Personal information
- Nationality: Indian
- Born: 16 June 2004 (age 22) Silana, Sonipat, Haryana, India

Sport
- Sport: Boxing
- Weight class: lightweight (60 kg)

Medal record
Women's amateur boxing
Representing India
Asian Championships
| Bronze medal – third place | 2022 Amman | Featherweight |

= Preeti Dahiya =

Indian boxer (born 2004)

Preeti Dahiya is an Indian amateur boxer.
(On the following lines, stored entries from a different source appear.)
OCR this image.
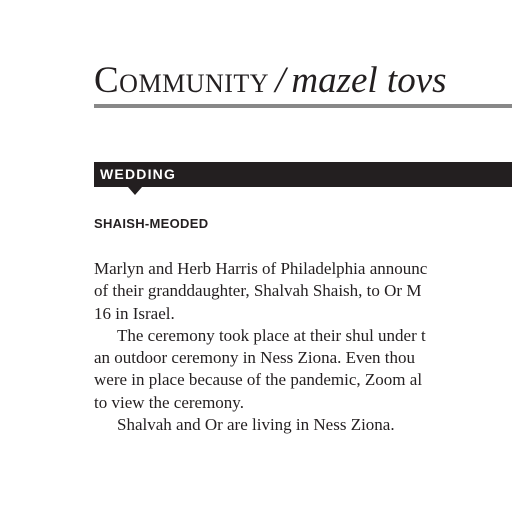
Community / mazel tovs
WEDDING
SHAISH-MEODED
Marlyn and Herb Harris of Philadelphia announc
of their granddaughter, Shalvah Shaish, to Or M
16 in Israel.
The ceremony took place at their shul under t
an outdoor ceremony in Ness Ziona. Even thou
were in place because of the pandemic, Zoom al
to view the ceremony.
Shalvah and Or are living in Ness Ziona.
She was a Gold medallist at the 2019 Asian Junior Boxing Championship.

== Early life ==
Preeti Dahiya was born on 16 June 2004 in Delhi in Fateh Nagar, Delhi, India, but she and her family belong to Silana Village of Haryana state's sonipat district. Her father, Harinder Dahiya is a farmer, and her mother, Poonam is a housewife.

==Career==
She started boxing in 2016 after taking inspiration from Indian kabaddi team captain Deepak Niwas Hooda. After six months of training under the coach Mahendra Singh Dhaka, she won silver medal at the school-level national championships in the same year. She continued her training and in 2019 she won gold medal in the Asian Junior Boxing Championship. She won the lightweight division (60 kg) of the 2021 ASBC Asian Youth Boxing Championships after defeating Kazakhstan's Zuldyz Shayakmetova 3–2.